WholeHogSports
HOG CALLS : MSU’s Polk always fought the good fight
Posted on Sunday, May 18, 2008
URL: http://www.wholehogsports.com/nwat/65314/
STARKVILLE, Miss. — Perhaps today some smug, corporate dweebs might loosen their neckties, raise glasses of white wine and toast that Ron Polk no longer can out them as an active coach.
The 29-year Mississippi State Bulldogs coach and also former Georgia Bulldogs coach, retired from coaching college baseball after MSU’s season reached its conclusion against Arkansas in Saturday’s finish of a three-game SEC series in Starkville.
No doubt the NCAA couldn’t be happier. They won’t have to fret Polk’s scathing criticism the next time they reduce baseball scholarships and opportunities.
“ The NCAA, ” Polk said in last Wednesday’s SEC teleconference, “ is the enemy of college baseball, the enemy to kids, coaches and programs. They have made every effort to hurt us. ”
“ Nerds, ” he once called the NCAA brass governing college athletics.
And he’s so right. “ Revenge of the Nerds ” seems the mission of the pointy-headed academia, bean-counters and marketing whiz kids now controlling the college game.
Polk fears for college baseball, reduced to 11. 7 scholarships though starting a game using 10 players with the designated hitter.
Reduced scholarship opportunities are just part of Polk’s litany of complaints.
What sounds like a worthy goal of gender equity for college athletics instead has become a cost-cutting excuse to slash men’s spring sports (sports other than revenue producers football and basketball ) to the bone and in some cases lop them off altogether.
It drove him out of coaching for a while.
“ In 1997, I retired after coming back from Omaha [coaching the Bulldogs at the College World Series ] the next day, ” Polk said. “ I was so fed up with the NCAA and what they were doing to our kids, coaches and programs — I knew three or four weeks before that I needed to get out and give it to [then Mississippi State assistant ] Pat McMahon. ”
Polk couldn’t stay away. He loves coaching. So he coached at Georgia and returned to Mississippi State when McMahon moved to Florida.
Now he’s had it again — dismayed with the SEC he so helped become THE league of college baseball.
“ We just lost another vote to the NCAA Board of Directors, ” Polk said. “ The Southeastern Conference sponsored an amendment that is so illogical, that walk-ons in baseball, if they are to transfer have to sit out a year. We are trying to get the SEC not to have to sit out a year. ”
Full-scholarship sports like football and men’s and women’s basketball make everyone redshirt transferring from one D-1 school to another.
But why, Polk told an Arkansas writer using a situation he presumes has beset Arkansas coach Dave Van Horn, should a partial scholarship sport penalize a walk-on just wanting a chance to play ?
“ A kid on Dave Van Horn’s team is a walk-on and not getting a chance to play, ” Polk said. “ He has a chance to go to Arkansas-Little Rock, he has to sit out a year. ”
Polk talked of “ a lot” of those who started with him as grad assistant coaches who have become successful head coaches.
“ Unfortunately our great friends at the NCAA took graduate assistants away from college baseball and gave one to a very, very, good solid sport — women’s crew, ” Polk said.

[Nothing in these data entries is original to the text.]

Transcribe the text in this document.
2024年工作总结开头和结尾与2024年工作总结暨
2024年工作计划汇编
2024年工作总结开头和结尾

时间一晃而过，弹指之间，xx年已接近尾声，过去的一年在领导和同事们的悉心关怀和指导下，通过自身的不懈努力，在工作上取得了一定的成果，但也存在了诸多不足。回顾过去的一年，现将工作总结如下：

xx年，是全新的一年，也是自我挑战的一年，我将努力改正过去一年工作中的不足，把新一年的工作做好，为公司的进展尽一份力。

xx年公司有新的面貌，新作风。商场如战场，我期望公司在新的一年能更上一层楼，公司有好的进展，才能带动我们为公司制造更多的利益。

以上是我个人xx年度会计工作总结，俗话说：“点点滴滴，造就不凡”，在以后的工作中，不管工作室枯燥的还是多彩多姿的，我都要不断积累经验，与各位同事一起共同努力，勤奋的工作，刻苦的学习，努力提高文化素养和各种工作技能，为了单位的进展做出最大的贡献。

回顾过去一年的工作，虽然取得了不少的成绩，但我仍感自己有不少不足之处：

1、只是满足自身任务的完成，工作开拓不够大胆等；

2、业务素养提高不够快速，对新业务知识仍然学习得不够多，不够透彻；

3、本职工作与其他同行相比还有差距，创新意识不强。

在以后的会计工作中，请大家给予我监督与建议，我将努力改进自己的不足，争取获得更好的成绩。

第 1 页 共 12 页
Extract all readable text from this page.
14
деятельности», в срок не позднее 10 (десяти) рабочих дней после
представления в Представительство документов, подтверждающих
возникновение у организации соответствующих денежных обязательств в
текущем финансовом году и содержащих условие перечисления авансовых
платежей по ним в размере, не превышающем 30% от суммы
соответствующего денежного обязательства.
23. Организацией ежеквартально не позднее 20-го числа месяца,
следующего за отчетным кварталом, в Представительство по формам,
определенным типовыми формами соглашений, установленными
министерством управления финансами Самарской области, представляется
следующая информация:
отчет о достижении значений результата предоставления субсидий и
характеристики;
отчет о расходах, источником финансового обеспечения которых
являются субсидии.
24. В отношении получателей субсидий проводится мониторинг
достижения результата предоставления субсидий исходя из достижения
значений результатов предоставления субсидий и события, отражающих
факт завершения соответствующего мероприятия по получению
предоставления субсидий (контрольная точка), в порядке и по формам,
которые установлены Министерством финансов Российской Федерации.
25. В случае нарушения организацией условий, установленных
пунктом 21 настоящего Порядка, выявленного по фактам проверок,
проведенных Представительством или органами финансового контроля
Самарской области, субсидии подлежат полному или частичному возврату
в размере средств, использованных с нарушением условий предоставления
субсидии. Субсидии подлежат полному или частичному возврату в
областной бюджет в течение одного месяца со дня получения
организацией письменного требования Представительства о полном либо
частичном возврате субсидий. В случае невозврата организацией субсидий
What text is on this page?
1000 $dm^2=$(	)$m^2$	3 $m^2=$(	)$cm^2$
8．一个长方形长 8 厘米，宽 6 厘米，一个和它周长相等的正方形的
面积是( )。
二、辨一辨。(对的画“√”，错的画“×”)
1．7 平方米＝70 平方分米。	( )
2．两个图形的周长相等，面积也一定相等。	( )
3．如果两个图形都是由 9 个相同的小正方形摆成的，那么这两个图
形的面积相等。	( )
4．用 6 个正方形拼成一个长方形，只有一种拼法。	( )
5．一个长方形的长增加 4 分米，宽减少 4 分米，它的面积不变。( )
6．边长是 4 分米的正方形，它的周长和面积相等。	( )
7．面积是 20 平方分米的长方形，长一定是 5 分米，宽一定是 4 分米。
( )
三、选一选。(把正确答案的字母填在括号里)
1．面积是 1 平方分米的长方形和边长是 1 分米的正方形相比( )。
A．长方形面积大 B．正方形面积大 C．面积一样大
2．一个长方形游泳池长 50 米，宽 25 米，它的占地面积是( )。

Common sense easily gauges which of those two sports has more demands for a grad assistant coach, but quotas and hypocrisy rule the day with the NCAA.
This organization yaps constantly about studentathletes yet seems to care way more about graduation rates than those graduating. And it proudly advertises most of its athletes “ will be turning pro in something other than sports” yet legislated with the NBA to mandate a year’s service from freshman basketball phenoms who otherwise would directly turn pro out of high school.
That’s exactly what most of those phenoms do after their obligatory year upping their “ alma mater’s” jersey sales.
What would you expect from an organization that has reduced scholarship opportunities for minorities in sports like baseball yet goes on a political correctness warpath versus schools with Indian nicknames ?
Who is going to fight them with the increasingly pressurized, transitory nature of coaching limiting clout just to wins and losses combined with the prevailing national trend to hire anonymous administrators instead of coaching icons as athletic directors ?
“ We just don’t have enough people interested in attacking, ” Polk said. “ But you’ve got to attack these people because if you don’t, they’ll eat you alive. ”
Too bad for kids, coaches and their sport they lose one who tenaciously fought back. It’s not just coaching Mississippi State and Georgia that made Ron Polk the ultimate Bulldog.
Nate Allen covers University of Arkansas athletics for the Northwest Arkansas Times.